La critique de Mr K : Je continue l'exploration de l’oeuvre de Jirô Taniguchi aujourd'hui avec Un Ciel radieux qui est ma deuxième incursion dans l'univers de ce mangaka décidément à part. Sous les conseils de ma douce, j'avais emprunté à la médiathèque il y a quelques temps déjà Quartier lointain qui m'avait littéralement subjugué par sa profondeur et la maîtrise de son récit. Je remets donc le couvert avec un titre que j'ai pris par hasard, sans consulter le moindre résumé (la quatrième de couverture est réduite au minimum comme vous avez pu le constater), histoire de partir à l'aveuglette. Comme vous allez le voir, je ne me suis pas trompé et j'ai vécu une lecture une fois de plus prenante et surtout ici très touchante.

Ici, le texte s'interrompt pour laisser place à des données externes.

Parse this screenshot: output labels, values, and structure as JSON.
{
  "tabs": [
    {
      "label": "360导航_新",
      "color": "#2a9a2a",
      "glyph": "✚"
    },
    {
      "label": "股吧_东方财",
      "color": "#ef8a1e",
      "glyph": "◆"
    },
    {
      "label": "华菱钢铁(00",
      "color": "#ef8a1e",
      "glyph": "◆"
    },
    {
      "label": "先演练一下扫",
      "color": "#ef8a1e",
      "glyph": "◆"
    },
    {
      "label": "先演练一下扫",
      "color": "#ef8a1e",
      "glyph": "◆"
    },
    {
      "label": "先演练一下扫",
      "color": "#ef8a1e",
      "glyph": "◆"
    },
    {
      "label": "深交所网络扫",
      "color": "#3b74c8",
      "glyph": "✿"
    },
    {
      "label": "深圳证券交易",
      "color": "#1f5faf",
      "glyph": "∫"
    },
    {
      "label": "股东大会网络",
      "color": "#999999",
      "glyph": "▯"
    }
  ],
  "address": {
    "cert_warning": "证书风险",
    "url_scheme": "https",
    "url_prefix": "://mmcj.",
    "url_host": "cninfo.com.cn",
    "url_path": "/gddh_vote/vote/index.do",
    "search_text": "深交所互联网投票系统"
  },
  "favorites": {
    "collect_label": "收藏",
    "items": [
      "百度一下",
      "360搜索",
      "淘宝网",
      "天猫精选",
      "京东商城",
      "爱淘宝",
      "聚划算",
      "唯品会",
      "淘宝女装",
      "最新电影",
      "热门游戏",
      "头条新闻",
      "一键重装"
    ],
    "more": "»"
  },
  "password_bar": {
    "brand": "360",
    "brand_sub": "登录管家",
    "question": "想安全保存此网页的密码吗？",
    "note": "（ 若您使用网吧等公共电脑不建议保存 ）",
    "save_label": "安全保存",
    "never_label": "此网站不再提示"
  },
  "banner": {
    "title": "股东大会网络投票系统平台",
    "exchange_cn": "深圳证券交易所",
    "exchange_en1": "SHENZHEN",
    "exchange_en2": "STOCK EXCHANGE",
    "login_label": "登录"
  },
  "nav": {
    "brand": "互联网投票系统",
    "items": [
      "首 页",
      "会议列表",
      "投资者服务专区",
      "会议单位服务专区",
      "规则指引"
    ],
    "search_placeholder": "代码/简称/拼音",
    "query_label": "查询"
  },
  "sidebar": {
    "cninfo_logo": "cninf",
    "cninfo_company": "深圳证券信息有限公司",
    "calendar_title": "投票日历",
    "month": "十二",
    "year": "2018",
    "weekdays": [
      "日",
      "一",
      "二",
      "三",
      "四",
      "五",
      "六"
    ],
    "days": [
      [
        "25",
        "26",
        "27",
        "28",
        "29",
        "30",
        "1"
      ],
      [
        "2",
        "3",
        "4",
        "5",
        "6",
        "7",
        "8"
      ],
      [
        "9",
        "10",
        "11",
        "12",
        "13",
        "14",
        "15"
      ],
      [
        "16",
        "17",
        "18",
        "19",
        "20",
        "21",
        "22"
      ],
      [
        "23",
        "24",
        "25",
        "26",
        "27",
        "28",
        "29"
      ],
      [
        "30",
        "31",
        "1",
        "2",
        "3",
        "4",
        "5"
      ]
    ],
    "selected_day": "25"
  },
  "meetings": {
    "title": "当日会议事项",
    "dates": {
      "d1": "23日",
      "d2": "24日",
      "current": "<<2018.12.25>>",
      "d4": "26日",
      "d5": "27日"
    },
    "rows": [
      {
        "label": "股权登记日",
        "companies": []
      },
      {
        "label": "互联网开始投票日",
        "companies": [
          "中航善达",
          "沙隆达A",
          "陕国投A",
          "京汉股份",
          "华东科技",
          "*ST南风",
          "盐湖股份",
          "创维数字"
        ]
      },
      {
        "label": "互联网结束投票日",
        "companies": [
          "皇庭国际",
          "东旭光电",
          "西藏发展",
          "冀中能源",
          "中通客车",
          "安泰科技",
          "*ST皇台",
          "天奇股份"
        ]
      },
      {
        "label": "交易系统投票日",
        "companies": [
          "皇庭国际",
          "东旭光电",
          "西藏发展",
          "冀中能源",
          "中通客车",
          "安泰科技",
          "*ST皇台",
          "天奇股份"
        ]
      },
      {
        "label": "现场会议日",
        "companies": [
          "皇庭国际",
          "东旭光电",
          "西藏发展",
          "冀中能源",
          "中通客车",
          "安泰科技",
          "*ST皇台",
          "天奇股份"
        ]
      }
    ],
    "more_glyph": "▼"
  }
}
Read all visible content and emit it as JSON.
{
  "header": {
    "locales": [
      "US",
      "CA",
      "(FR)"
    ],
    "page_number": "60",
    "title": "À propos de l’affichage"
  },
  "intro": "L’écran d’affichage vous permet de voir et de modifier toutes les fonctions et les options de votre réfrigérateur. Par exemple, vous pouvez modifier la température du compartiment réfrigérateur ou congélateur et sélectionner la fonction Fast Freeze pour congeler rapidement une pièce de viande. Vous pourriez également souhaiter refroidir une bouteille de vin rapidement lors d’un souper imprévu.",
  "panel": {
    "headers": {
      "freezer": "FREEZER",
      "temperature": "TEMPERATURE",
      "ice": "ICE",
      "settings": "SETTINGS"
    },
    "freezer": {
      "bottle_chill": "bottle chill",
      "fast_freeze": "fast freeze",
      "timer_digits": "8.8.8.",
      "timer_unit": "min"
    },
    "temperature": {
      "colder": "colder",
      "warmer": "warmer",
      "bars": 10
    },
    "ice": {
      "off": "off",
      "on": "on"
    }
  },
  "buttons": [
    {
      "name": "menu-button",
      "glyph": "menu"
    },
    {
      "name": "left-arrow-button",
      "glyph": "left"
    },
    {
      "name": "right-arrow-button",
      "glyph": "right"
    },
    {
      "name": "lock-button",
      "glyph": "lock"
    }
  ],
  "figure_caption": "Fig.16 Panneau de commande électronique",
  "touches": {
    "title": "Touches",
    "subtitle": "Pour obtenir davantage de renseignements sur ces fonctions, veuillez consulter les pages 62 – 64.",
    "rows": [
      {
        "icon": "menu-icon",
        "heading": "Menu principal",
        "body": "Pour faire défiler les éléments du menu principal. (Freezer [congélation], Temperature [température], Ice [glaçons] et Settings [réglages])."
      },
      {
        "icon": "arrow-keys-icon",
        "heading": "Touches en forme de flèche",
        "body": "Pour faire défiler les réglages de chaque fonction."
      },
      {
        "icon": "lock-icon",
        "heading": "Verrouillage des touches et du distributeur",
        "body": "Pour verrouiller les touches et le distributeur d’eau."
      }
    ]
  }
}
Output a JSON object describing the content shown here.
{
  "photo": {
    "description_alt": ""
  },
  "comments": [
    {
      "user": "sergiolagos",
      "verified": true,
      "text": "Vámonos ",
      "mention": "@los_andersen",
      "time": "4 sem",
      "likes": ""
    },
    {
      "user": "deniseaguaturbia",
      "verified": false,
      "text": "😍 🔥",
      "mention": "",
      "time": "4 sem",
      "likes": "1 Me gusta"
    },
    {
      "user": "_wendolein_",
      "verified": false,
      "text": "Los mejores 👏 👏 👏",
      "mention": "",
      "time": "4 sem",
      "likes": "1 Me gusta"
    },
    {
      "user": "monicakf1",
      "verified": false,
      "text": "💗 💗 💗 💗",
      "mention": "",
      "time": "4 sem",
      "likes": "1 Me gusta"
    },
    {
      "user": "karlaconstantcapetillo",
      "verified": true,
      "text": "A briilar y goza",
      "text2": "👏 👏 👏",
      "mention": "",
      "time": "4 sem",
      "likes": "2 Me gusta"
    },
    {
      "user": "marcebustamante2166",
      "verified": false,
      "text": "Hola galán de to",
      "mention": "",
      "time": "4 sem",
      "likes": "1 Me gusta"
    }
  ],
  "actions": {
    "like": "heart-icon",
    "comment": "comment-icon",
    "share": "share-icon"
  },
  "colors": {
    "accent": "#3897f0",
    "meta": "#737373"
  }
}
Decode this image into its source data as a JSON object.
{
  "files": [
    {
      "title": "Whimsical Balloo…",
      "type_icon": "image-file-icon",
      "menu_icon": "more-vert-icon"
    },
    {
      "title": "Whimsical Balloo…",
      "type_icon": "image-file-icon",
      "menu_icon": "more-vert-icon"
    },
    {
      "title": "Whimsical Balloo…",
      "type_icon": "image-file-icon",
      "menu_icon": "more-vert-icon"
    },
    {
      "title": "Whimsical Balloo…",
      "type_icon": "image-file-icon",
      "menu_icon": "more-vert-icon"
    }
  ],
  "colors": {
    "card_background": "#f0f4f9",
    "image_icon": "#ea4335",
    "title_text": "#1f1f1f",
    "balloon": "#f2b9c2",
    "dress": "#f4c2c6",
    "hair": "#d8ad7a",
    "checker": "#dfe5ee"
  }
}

Tout commence par un accident de la route dramatique par une nuit d'été dans une rue de la banlieue de Tokyo, entre un motard et une fourgonnette. 10 jours plus tard, le conducteur de la fourgonnette, Kazuhiro Kubota, 42 ans, meurt sans avoir repris connaissance. Au même instant, l'encéphalogramme du motard, Takuya Onodera, 17 ans, en état de mort cérébrale, montre à nouveau des signes d'activité. En une vingtaine de jours, il a repris connaissance et semble en voie de guérison totale : un vrai miracle. Mais celui qui se réveille dans le corps de Takuya, c'est Kazuhiro. Après un instant de surprise, il admet ce qui lui arrive et comprend qu'une deuxième chance lui a été donnée. Mais cette chance est temporaire : en effet, la mémoire du vrai Takuya lui revient petit à petit. Avant de rendre le corps de Takuya à son légitime propriétaire, Kazuhiro décide de transmettre coûte que coûte à sa femme et sa petite fille de 8 ans qu'il les aime et qu'il regrette de les avoir trop souvent négligées jusqu'à sa mort. Mais qui pourra croire son histoire ?

Un Ciel radieux 1

On retrouve dans cet ouvrage toute la finesse et le regard contemplatif que porte l'auteur à ses personnages. Le rythme est lent et prend le temps de suivre de près l'évolution du héros à la double personnalité. Bien que fantastique dans son postulat de base, le traitement des personnages est d'un réalisme de tous les instants. On se retrouve un peu dans une ambiance à la Haruki Murakami avec des êtres esseulés, qui réfléchissent intensément au pourquoi du comment de leur état avec un brin de folie, de fantaisie voir de fantastique ici. Au final, ce n'est pas forcément les raisons du processus qui importent mais plutôt ce qu'il va révéler sur chacun et les conséquences que cela aura sur leurs proches et eux-mêmes. Parcours intimistes atypiques, on suit avec curiosité et intensité cette expérience hors norme qui va voir les deux âmes s'opposer, se rapprocher et s'entraider. Très différents l'un de l'autre, certaines choses finalement les rapprochent et vont permettre à chacun de poursuivre sa route de son côté avec une relative sérénité.

Un Ciel radieux 3

Cette histoire nous parle donc de nous, de nos rapports complexes avec nos familles, des frustrations et tabous que l'on s'impose entre égoïsme, volonté de protéger l'autre mais aussi les sacrifices que cela induit. Chaque cellule familiale a son propre fonctionnement et ici nous en avons deux exemples bien distincts que l'auteur s'amuse à explorer en profondeur à la manière d'un chirurgien. Les non-dits sont nombreux, les rapports biaisés ont des conséquences que le héros va découvrir grâce à un nouveau regard, distancié et sans filtre. Cela donne des révélations qui prennent des proportions gigantesques et une émotion d'une force rare. L'amour est donc au centre de ce recueil mais le deuil y a aussi une grande part et Jirô Taniguchi aborde le sujet avec un talent magistral. Il retranscrit à merveille le trou béant que laisse derrière lui un être cher que l'on perd et la nécessaire guérison qui doit suivre pour pouvoir poursuivre sa vie en acceptant notamment la mort qui nous frappe, en la surmontant et finalement en prenant un nouveau départ. Pour ma part, j'ai fini liquide à la fin de ma lecture et croyez moi, il en faut pour y arriver. Touché par la grâce, la beauté mais aussi les tensions dramatiques en jeu, je me rappellerai longtemps de ce manga.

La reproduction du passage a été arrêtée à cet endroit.